A ação, que tramita na Justiça Federal, tem como autores o
Ministério Público do Trabalho (MPT) e o Ministério Público Federal (MPF). Os
termos para a efetivação do concurso foram repactuados três vezes “sem o
ministério (da Saúde) realizar qualquer estudo de necessidade de vagas nos
Distritos Sanitários Especiais Indígenas ou de um pedido da Sesai pelo
concurso”, apurou o Cimi junto à fonte consultada.
“Justificativas de lei de licitações, regime jurídico de
servidores, DSEI’s sucateados, tudo isso já era de conhecimento de todos em
2008 e 2009. O instituto não poderia ser criado em 2010? Por que a mudança de
ideia? Porque na época não havia pressão para fazer o concurso. A ação na
Justiça estava tramitando e rolando de um acordo para outro”, explica a fonte.
Entre 2008 e 2009, o Ministério da Saúde fez um diagnóstico da saúde indígena
para a criação da Sesai.
A ação civil pública, em suas intenções, combate a
precarização da saúde indígena e do exercício profissional aos que nela
trabalham. “Ironicamente a resposta do Ministério da Saúde é terceirizar
completamente o setor, ficando responsável apenas pela administração do
contrato de gestão”, ataca fonte do governo federal. Com efeito, a proposta do
INSI está pronta há tempos e não teve seus termos e intenções discutidos na 5a
Conferência Nacional de Saúde Indígena, ocorrida em Brasília no início de
dezembro do ano passado. “Dizer que os índios estão sendo consultados neste
processo é uma forma perversa de manipulação”, alerta.
Conformação de interesses
O apurado pelo Cimi dá conta de uma conformação de
interesses que permeia a criação do instituto. A proposta de concurso público
gera controvérsias entre alguns indígenas. Se aproveitando desta questão, a Sesai
apela para argumentos sensíveis aos povos, como o respeito às organizações,
autonomia e os preceitos da Convenção 169 da Organização Internacional do
Trabalho (OIT), para manter o atual modelo e seguir destinando as vagas do
serviço público aos esforços de alianças políticas.

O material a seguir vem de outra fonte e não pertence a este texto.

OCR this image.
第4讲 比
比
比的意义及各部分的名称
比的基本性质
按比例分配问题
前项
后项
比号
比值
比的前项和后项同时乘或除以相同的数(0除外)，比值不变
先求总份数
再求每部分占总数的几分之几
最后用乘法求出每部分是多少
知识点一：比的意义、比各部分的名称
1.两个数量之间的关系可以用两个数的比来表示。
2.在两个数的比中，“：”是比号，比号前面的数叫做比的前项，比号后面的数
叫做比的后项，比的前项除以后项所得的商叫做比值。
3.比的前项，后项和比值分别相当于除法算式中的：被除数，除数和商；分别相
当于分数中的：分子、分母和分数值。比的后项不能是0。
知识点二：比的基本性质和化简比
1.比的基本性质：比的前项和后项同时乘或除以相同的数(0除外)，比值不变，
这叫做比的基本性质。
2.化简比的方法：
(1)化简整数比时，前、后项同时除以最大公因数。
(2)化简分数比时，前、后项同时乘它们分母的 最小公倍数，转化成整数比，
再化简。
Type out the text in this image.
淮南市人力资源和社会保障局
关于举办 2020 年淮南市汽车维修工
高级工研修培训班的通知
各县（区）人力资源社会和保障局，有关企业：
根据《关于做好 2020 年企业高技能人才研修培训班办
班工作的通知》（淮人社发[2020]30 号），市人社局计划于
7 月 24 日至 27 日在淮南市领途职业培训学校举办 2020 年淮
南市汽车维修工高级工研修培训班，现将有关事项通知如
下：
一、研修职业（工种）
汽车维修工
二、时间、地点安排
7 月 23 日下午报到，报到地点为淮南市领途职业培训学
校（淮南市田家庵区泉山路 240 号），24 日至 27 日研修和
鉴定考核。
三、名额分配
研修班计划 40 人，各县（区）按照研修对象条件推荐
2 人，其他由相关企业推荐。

“O governo federal, percebendo a oportunidade, usa de uma
série de argumentos fracos e soltos para dizer que o concurso não serve. Aos
indígenas o governo diz: ‘para não fazer o concurso, temos de criar o
instituto’. Foi um golpe de mestre para regularizar e perpetuar a terceirização
de serviços no setor”, afirma fonte do governo federal consultada pelo Cimi.
“Quer dizer que através de concurso público, oferecendo
todas as garantias previstas em lei eu não consigo preencher as vagas, mas
através de convênios precários (a forma utilizada hoje em dia) eu consigo? Será
que ser funcionário público é tão ruim assim que os profissionais preferem um
vínculo precário e o risco de serem despedidos a qualquer hora?”, questiona a
fonte.
A intenção do governo federal é aprovar o instituto antes do
término do atual mandato Executivo por intermédio de um Projeto de Lei (PL) a
ser apreciado pelo Congresso Nacional. Tudo indica que o PL não teria
dificuldades em tramitar com sucesso nas duas casas legislativas. Nesse
momento, de acordo com informações obtidas entre indígenas e governo federal,
um grupo tenta convencer os povos do Brasil a aceitar o instituto.